Friday, November 17, 2017

More Photos of the Class of 1947 Students at Cooksville’s School


Here are more photos of Cooksville School students from 1947.Thanks to Cooksville School teacher Edith Cavey Johnson for sending these additional photos of her pupils to the Cooksville Archives collection. Also thanks to Marjorie Kloften Hipke, one of her students in the 1947 photograph, presently a resident in Evansville, who has helped to identify her classmates. (A previous Blog story here shared those earlier other  photos of the 1947 classmates.)
But you will notice that two of these student  portraits do not have last names written on them: Dale and Dennis in the bottom row. If anyone knows their identity, please share their names.

The Town of Porter once had nine rural one-room schools in operation, including Cooksville. These schoolhouses were scattered around the township on land usually donated by the farmer-owner. Four schools were in the north of the township, two in the center, three in the south— all serving the growing population for over a hundred years.
Cooksville Schoolhouse, photo c.1920-30
The nine schools included Cooksville, Eagle, Forest Academy, Lineau, Miller, Stebbinsville, Stevens, White Star, and Wilder schools.  Of these, seven remain standing; the Stebbinsville School burned down in 1942 and White Star School has been demolished. Most have been converted to residences; one is now the Porter Town Hall and one now serves as the Cooksville Community Center.
Lineau School, photo c. 1952
The earliest school in the historic Village of Cooksville was a brick building on the Public Square built about 1850. But because of structural problems and its small size, it was replaced in 1886 with the present wooden frame building, with bell tower and two entry doors, one for boys and one for girls, a very traditional New England-Puritanical design.

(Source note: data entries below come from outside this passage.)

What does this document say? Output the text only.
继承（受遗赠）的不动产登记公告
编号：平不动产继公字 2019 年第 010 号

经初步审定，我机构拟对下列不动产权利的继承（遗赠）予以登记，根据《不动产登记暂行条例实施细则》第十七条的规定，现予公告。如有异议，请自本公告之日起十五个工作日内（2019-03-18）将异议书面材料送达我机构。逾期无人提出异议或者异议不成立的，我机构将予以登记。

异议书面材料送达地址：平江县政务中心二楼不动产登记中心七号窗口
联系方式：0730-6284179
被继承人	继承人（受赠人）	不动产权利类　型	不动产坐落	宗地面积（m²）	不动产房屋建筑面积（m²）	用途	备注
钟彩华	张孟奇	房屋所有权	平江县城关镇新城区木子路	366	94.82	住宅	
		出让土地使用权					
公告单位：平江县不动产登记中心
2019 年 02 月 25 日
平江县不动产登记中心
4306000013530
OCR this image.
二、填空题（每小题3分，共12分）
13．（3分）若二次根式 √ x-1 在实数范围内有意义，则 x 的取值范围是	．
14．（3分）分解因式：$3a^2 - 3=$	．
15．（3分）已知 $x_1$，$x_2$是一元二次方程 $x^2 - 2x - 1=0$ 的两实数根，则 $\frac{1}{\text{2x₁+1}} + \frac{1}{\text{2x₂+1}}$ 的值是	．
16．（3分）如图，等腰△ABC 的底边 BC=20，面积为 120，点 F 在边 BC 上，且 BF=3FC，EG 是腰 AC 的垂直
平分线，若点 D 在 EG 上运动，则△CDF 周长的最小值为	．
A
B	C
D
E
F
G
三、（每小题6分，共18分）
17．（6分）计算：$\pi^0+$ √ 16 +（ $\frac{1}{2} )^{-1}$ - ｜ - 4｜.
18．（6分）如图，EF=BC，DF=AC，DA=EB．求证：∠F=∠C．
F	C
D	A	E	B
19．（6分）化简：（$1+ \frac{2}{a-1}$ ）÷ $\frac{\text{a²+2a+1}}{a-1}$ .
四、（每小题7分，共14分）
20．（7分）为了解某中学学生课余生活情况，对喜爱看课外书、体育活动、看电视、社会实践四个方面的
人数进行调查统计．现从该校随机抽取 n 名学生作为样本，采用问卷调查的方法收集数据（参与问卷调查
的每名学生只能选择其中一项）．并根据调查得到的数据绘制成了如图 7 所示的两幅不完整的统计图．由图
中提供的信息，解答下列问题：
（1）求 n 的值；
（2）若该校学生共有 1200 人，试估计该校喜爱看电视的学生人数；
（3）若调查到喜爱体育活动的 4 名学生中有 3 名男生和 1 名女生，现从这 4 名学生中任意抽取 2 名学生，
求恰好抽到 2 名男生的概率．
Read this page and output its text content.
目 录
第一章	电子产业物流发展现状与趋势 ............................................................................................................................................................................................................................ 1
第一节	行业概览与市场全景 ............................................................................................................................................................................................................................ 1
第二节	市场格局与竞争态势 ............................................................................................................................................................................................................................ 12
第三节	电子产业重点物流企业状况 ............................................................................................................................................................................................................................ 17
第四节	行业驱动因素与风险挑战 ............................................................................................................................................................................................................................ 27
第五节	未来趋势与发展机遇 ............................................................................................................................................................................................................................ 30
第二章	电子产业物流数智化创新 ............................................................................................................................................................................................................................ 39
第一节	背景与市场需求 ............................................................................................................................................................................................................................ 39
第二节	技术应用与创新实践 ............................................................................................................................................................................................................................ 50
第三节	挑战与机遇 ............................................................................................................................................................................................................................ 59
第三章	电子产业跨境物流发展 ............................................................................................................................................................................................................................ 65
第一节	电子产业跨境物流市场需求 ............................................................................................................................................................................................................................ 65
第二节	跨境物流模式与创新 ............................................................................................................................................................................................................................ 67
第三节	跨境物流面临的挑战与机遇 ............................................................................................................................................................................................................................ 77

However, in 1961, all the one-room rural schools ceased their educational existence because the school districts were consolidated into a few large districts that would also contain higher-level “high” schools. The Town of Porter students then went to schools in the cities of Stoughton, Edgerton or Evansville, ending the 100-year history of Porter’s rural, one-room schools. 
The historic Cooksville Schoolhouse facing the village’s historic Public Square is now the home of the Cooksville Community Center established in 1962— with some learning and a lot of socializing  still going on in the old village schoolhouse.
Cooksville School Class of 1924-25
  





Above is a photograph of an earlier Cooksville School student body. These are the students of 1924-25, with their teacher Lloyd Porter (1882-1967), a grandson of one of the village’s original 1846 settlers, Joseph K. P. Porter. Also included with the photo is a list of the names of those pictured. (Many thanks to whoever took the time to write down the identities of the teacher and the classmates in the photo.)

A number of the photographs in the Cooksville Archives, are unfortunately not identified with names or dates or locations written on the back or somehow attached. But any and all such Cooksville photographs, etc., are always welcomed additions to the Archives.